In this way, the keywords (user name, posting ID and reply ID) in the data table can determine the whole line:

(User name, posting ID, reply ID) → (email address, home page, phone number, contact address, posting title, posting content, reply title, reply content)

However, such a design does not conform to the second normal form, because there is the following decisive relationship:

(User Name) → (Email, Home Page, Phone Number, Contact Address)

(Posting ID) → (Posting title, posting content)

(reply ID) → (reply title, reply content)

In other words, some functions of non-key fields depend on candidate key fields. Obviously, this design will lead to a lot of data redundancy and abnormal operation.

We decompose the database table into (underlined keywords):

(1) User information: user name, email address, home page, telephone number and contact address.

(2) Post information: post ID, title and content.

(3) Reply information: reply ID, title and content.

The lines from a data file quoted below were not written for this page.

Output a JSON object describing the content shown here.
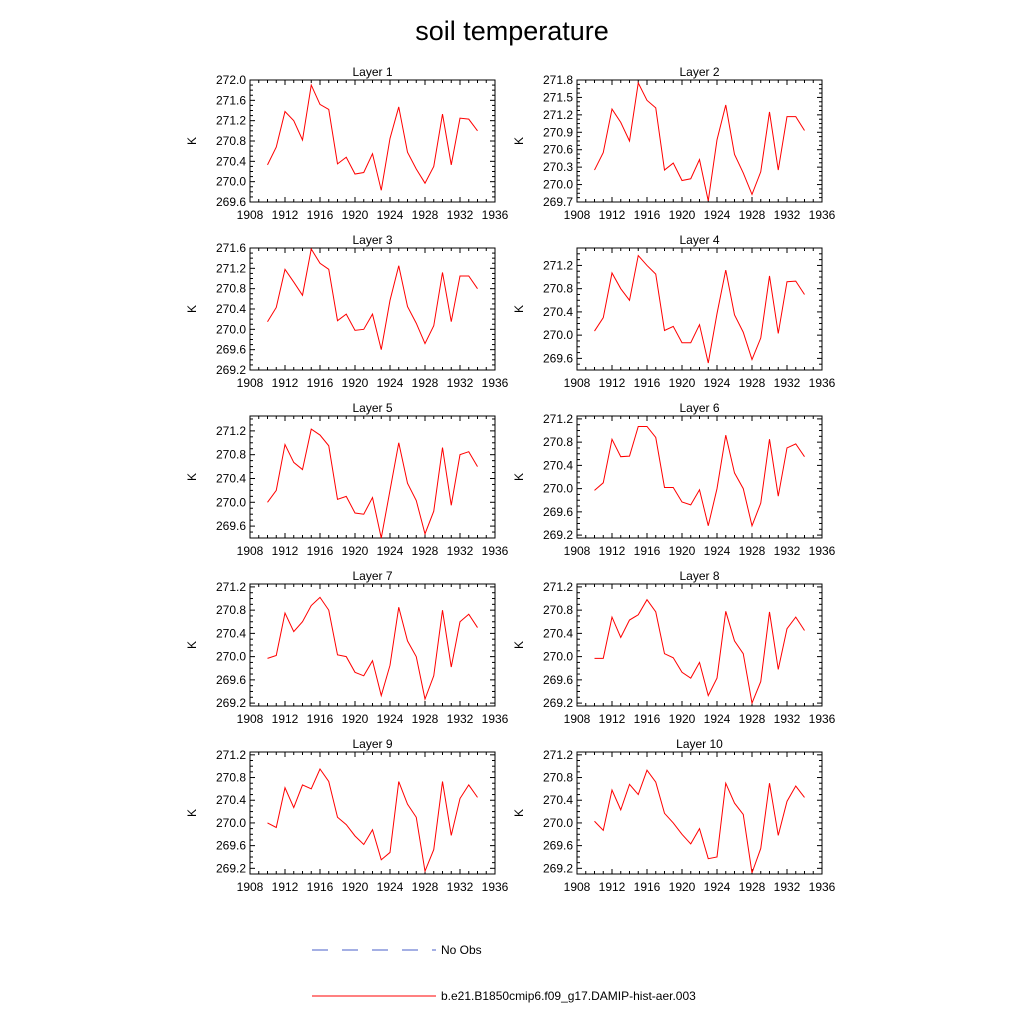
{
  "title": "soil temperature",
  "legend": {
    "no_obs_label": "No Obs",
    "model_label": "b.e21.B1850cmip6.f09_g17.DAMIP-hist-aer.003",
    "no_obs_color": "#4a5fc8",
    "model_color": "#ff0000"
  },
  "chart_data": [
    {
      "type": "line",
      "title": "Layer 1",
      "ylabel": "K",
      "xlim": [
        1908,
        1936
      ],
      "ylim": [
        269.6,
        272.0
      ],
      "xticks": [
        "1908",
        "1912",
        "1916",
        "1920",
        "1924",
        "1928",
        "1932",
        "1936"
      ],
      "yticks": [
        "272.0",
        "271.6",
        "271.2",
        "270.8",
        "270.4",
        "270.0",
        "269.6"
      ],
      "series": [
        {
          "name": "b.e21.B1850cmip6.f09_g17.DAMIP-hist-aer.003",
          "x": [
            1910,
            1911,
            1912,
            1913,
            1914,
            1915,
            1916,
            1917,
            1918,
            1919,
            1920,
            1921,
            1922,
            1923,
            1924,
            1925,
            1926,
            1927,
            1928,
            1929,
            1930,
            1931,
            1932,
            1933,
            1934
          ],
          "y": [
            270.33,
            270.68,
            271.38,
            271.2,
            270.82,
            271.9,
            271.52,
            271.42,
            270.35,
            270.48,
            270.15,
            270.18,
            270.55,
            269.83,
            270.85,
            271.47,
            270.58,
            270.25,
            269.97,
            270.3,
            271.33,
            270.33,
            271.25,
            271.23,
            271.0
          ]
        }
      ]
    },
    {
      "type": "line",
      "title": "Layer 2",
      "ylabel": "K",
      "xlim": [
        1908,
        1936
      ],
      "ylim": [
        269.7,
        271.8
      ],
      "xticks": [
        "1908",
        "1912",
        "1916",
        "1920",
        "1924",
        "1928",
        "1932",
        "1936"
      ],
      "yticks": [
        "271.8",
        "271.5",
        "271.2",
        "270.9",
        "270.6",
        "270.3",
        "270.0",
        "269.7"
      ],
      "series": [
        {
          "name": "b.e21.B1850cmip6.f09_g17.DAMIP-hist-aer.003",
          "x": [
            1910,
            1911,
            1912,
            1913,
            1914,
            1915,
            1916,
            1917,
            1918,
            1919,
            1920,
            1921,
            1922,
            1923,
            1924,
            1925,
            1926,
            1927,
            1928,
            1929,
            1930,
            1931,
            1932,
            1933,
            1934
          ],
          "y": [
            270.25,
            270.55,
            271.3,
            271.07,
            270.75,
            271.75,
            271.45,
            271.32,
            270.25,
            270.37,
            270.07,
            270.1,
            270.43,
            269.72,
            270.77,
            271.37,
            270.52,
            270.2,
            269.83,
            270.22,
            271.25,
            270.25,
            271.17,
            271.17,
            270.93
          ]
        }
      ]
    },
    {
      "type": "line",
      "title": "Layer 3",
      "ylabel": "K",
      "xlim": [
        1908,
        1936
      ],
      "ylim": [
        269.2,
        271.6
      ],
      "xticks": [
        "1908",
        "1912",
        "1916",
        "1920",
        "1924",
        "1928",
        "1932",
        "1936"
      ],
      "yticks": [
        "271.6",
        "271.2",
        "270.8",
        "270.4",
        "270.0",
        "269.6",
        "269.2"
      ],
      "series": [
        {
          "name": "b.e21.B1850cmip6.f09_g17.DAMIP-hist-aer.003",
          "x": [
            1910,
            1911,
            1912,
            1913,
            1914,
            1915,
            1916,
            1917,
            1918,
            1919,
            1920,
            1921,
            1922,
            1923,
            1924,
            1925,
            1926,
            1927,
            1928,
            1929,
            1930,
            1931,
            1932,
            1933,
            1934
          ],
          "y": [
            270.15,
            270.43,
            271.18,
            270.93,
            270.67,
            271.58,
            271.3,
            271.18,
            270.17,
            270.3,
            269.98,
            270.0,
            270.3,
            269.6,
            270.57,
            271.25,
            270.45,
            270.12,
            269.72,
            270.07,
            271.12,
            270.15,
            271.05,
            271.05,
            270.8
          ]
        }
      ]
    },
    {
      "type": "line",
      "title": "Layer 4",
      "ylabel": "K",
      "xlim": [
        1908,
        1936
      ],
      "ylim": [
        269.4,
        271.5
      ],
      "xticks": [
        "1908",
        "1912",
        "1916",
        "1920",
        "1924",
        "1928",
        "1932",
        "1936"
      ],
      "yticks": [
        "271.2",
        "270.8",
        "270.4",
        "270.0",
        "269.6"
      ],
      "series": [
        {
          "name": "b.e21.B1850cmip6.f09_g17.DAMIP-hist-aer.003",
          "x": [
            1910,
            1911,
            1912,
            1913,
            1914,
            1915,
            1916,
            1917,
            1918,
            1919,
            1920,
            1921,
            1922,
            1923,
            1924,
            1925,
            1926,
            1927,
            1928,
            1929,
            1930,
            1931,
            1932,
            1933,
            1934
          ],
          "y": [
            270.07,
            270.3,
            271.07,
            270.8,
            270.6,
            271.37,
            271.2,
            271.05,
            270.08,
            270.15,
            269.87,
            269.87,
            270.18,
            269.52,
            270.37,
            271.12,
            270.35,
            270.05,
            269.58,
            269.95,
            271.02,
            270.03,
            270.92,
            270.93,
            270.7
          ]
        }
      ]
    },
    {
      "type": "line",
      "title": "Layer 5",
      "ylabel": "K",
      "xlim": [
        1908,
        1936
      ],
      "ylim": [
        269.4,
        271.45
      ],
      "xticks": [
        "1908",
        "1912",
        "1916",
        "1920",
        "1924",
        "1928",
        "1932",
        "1936"
      ],
      "yticks": [
        "271.2",
        "270.8",
        "270.4",
        "270.0",
        "269.6"
      ],
      "series": [
        {
          "name": "b.e21.B1850cmip6.f09_g17.DAMIP-hist-aer.003",
          "x": [
            1910,
            1911,
            1912,
            1913,
            1914,
            1915,
            1916,
            1917,
            1918,
            1919,
            1920,
            1921,
            1922,
            1923,
            1924,
            1925,
            1926,
            1927,
            1928,
            1929,
            1930,
            1931,
            1932,
            1933,
            1934
          ],
          "y": [
            270.0,
            270.2,
            270.97,
            270.67,
            270.55,
            271.23,
            271.13,
            270.95,
            270.05,
            270.1,
            269.82,
            269.8,
            270.08,
            269.4,
            270.2,
            271.0,
            270.32,
            270.03,
            269.47,
            269.85,
            270.92,
            269.95,
            270.8,
            270.85,
            270.6
          ]
        }
      ]
    },
    {
      "type": "line",
      "title": "Layer 6",
      "ylabel": "K",
      "xlim": [
        1908,
        1936
      ],
      "ylim": [
        269.15,
        271.25
      ],
      "xticks": [
        "1908",
        "1912",
        "1916",
        "1920",
        "1924",
        "1928",
        "1932",
        "1936"
      ],
      "yticks": [
        "271.2",
        "270.8",
        "270.4",
        "270.0",
        "269.6",
        "269.2"
      ],
      "series": [
        {
          "name": "b.e21.B1850cmip6.f09_g17.DAMIP-hist-aer.003",
          "x": [
            1910,
            1911,
            1912,
            1913,
            1914,
            1915,
            1916,
            1917,
            1918,
            1919,
            1920,
            1921,
            1922,
            1923,
            1924,
            1925,
            1926,
            1927,
            1928,
            1929,
            1930,
            1931,
            1932,
            1933,
            1934
          ],
          "y": [
            269.97,
            270.1,
            270.85,
            270.55,
            270.56,
            271.07,
            271.07,
            270.88,
            270.02,
            270.02,
            269.77,
            269.72,
            269.98,
            269.36,
            270.0,
            270.92,
            270.27,
            270.0,
            269.36,
            269.75,
            270.85,
            269.87,
            270.7,
            270.77,
            270.55
          ]
        }
      ]
    },
    {
      "type": "line",
      "title": "Layer 7",
      "ylabel": "K",
      "xlim": [
        1908,
        1936
      ],
      "ylim": [
        269.15,
        271.25
      ],
      "xticks": [
        "1908",
        "1912",
        "1916",
        "1920",
        "1924",
        "1928",
        "1932",
        "1936"
      ],
      "yticks": [
        "271.2",
        "270.8",
        "270.4",
        "270.0",
        "269.6",
        "269.2"
      ],
      "series": [
        {
          "name": "b.e21.B1850cmip6.f09_g17.DAMIP-hist-aer.003",
          "x": [
            1910,
            1911,
            1912,
            1913,
            1914,
            1915,
            1916,
            1917,
            1918,
            1919,
            1920,
            1921,
            1922,
            1923,
            1924,
            1925,
            1926,
            1927,
            1928,
            1929,
            1930,
            1931,
            1932,
            1933,
            1934
          ],
          "y": [
            269.97,
            270.02,
            270.75,
            270.43,
            270.6,
            270.88,
            271.02,
            270.8,
            270.03,
            270.0,
            269.73,
            269.67,
            269.93,
            269.33,
            269.85,
            270.85,
            270.27,
            270.0,
            269.27,
            269.67,
            270.8,
            269.82,
            270.6,
            270.73,
            270.5
          ]
        }
      ]
    },
    {
      "type": "line",
      "title": "Layer 8",
      "ylabel": "K",
      "xlim": [
        1908,
        1936
      ],
      "ylim": [
        269.15,
        271.25
      ],
      "xticks": [
        "1908",
        "1912",
        "1916",
        "1920",
        "1924",
        "1928",
        "1932",
        "1936"
      ],
      "yticks": [
        "271.2",
        "270.8",
        "270.4",
        "270.0",
        "269.6",
        "269.2"
      ],
      "series": [
        {
          "name": "b.e21.B1850cmip6.f09_g17.DAMIP-hist-aer.003",
          "x": [
            1910,
            1911,
            1912,
            1913,
            1914,
            1915,
            1916,
            1917,
            1918,
            1919,
            1920,
            1921,
            1922,
            1923,
            1924,
            1925,
            1926,
            1927,
            1928,
            1929,
            1930,
            1931,
            1932,
            1933,
            1934
          ],
          "y": [
            269.97,
            269.97,
            270.68,
            270.33,
            270.63,
            270.72,
            270.98,
            270.77,
            270.05,
            269.98,
            269.73,
            269.63,
            269.9,
            269.33,
            269.63,
            270.78,
            270.27,
            270.05,
            269.2,
            269.57,
            270.77,
            269.78,
            270.48,
            270.68,
            270.45
          ]
        }
      ]
    },
    {
      "type": "line",
      "title": "Layer 9",
      "ylabel": "K",
      "xlim": [
        1908,
        1936
      ],
      "ylim": [
        269.1,
        271.25
      ],
      "xticks": [
        "1908",
        "1912",
        "1916",
        "1920",
        "1924",
        "1928",
        "1932",
        "1936"
      ],
      "yticks": [
        "271.2",
        "270.8",
        "270.4",
        "270.0",
        "269.6",
        "269.2"
      ],
      "series": [
        {
          "name": "b.e21.B1850cmip6.f09_g17.DAMIP-hist-aer.003",
          "x": [
            1910,
            1911,
            1912,
            1913,
            1914,
            1915,
            1916,
            1917,
            1918,
            1919,
            1920,
            1921,
            1922,
            1923,
            1924,
            1925,
            1926,
            1927,
            1928,
            1929,
            1930,
            1931,
            1932,
            1933,
            1934
          ],
          "y": [
            270.0,
            269.92,
            270.62,
            270.27,
            270.67,
            270.6,
            270.95,
            270.73,
            270.1,
            269.97,
            269.77,
            269.62,
            269.88,
            269.35,
            269.48,
            270.73,
            270.33,
            270.1,
            269.15,
            269.53,
            270.73,
            269.78,
            270.43,
            270.67,
            270.45
          ]
        }
      ]
    },
    {
      "type": "line",
      "title": "Layer 10",
      "ylabel": "K",
      "xlim": [
        1908,
        1936
      ],
      "ylim": [
        269.1,
        271.25
      ],
      "xticks": [
        "1908",
        "1912",
        "1916",
        "1920",
        "1924",
        "1928",
        "1932",
        "1936"
      ],
      "yticks": [
        "271.2",
        "270.8",
        "270.4",
        "270.0",
        "269.6",
        "269.2"
      ],
      "series": [
        {
          "name": "b.e21.B1850cmip6.f09_g17.DAMIP-hist-aer.003",
          "x": [
            1910,
            1911,
            1912,
            1913,
            1914,
            1915,
            1916,
            1917,
            1918,
            1919,
            1920,
            1921,
            1922,
            1923,
            1924,
            1925,
            1926,
            1927,
            1928,
            1929,
            1930,
            1931,
            1932,
            1933,
            1934
          ],
          "y": [
            270.03,
            269.87,
            270.58,
            270.23,
            270.68,
            270.5,
            270.93,
            270.72,
            270.17,
            270.0,
            269.8,
            269.63,
            269.9,
            269.37,
            269.4,
            270.7,
            270.35,
            270.15,
            269.12,
            269.55,
            270.7,
            269.78,
            270.38,
            270.65,
            270.45
          ]
        }
      ]
    }
  ]
}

(4) Release: user name, release ID.

(5) reply: posting ID, reply ID

This design meets the requirements of 1, 2,3 paradigm and BCNF paradigm, but is this design the best?

Not necessarily.

It is observed that the relationship between "user name" and "posting ID" in item 4 is 1: n, so we can merge "posting" into item 2 "posting information"; The relationship between "posting ID" and "reply ID" in item 5 "reply" is also 1: n, so we can merge "reply" into item 3 "reply information". This can reduce data redundancy to some extent. The new design is: (1) User information: user name, email address, home page, telephone number and contact address.

(2) Post information: user name, post ID, title and content.

(3) Reply information: posting ID, reply ID, title and content.

The database table 1 obviously meets the requirements of all paradigms;

The key field "posting ID" in Table 2 of the database has some functional dependencies on non-key fields "title" and "content", which does not meet the requirements of the second normal form, but this design will not lead to data redundancy and abnormal operation.

In database table 3, there are some non-key fields "title" and "content" that depend on the key field "reply ID", which does not meet the requirements of the second normal form, but similar to database table 2, this design will not lead to data redundancy and abnormal operation.

It can be seen that it is not necessary to meet the requirements of formal form. For the relationship of 1: n, when one side of 1 is merged with the other side of n, the other side of n no longer meets the second normal form, but this design is better!

For the relationship of M: N, one side of M or one side of N cannot be merged into the other side, which will lead to non-compliance with the requirements of the normal form, abnormal operation and data redundancy.

For the relationship of 1: 1, we can merge 1 on the left or 1 on the right to the other side. The design will not meet the requirements of the normal form, but it will not lead to abnormal operation and data redundancy.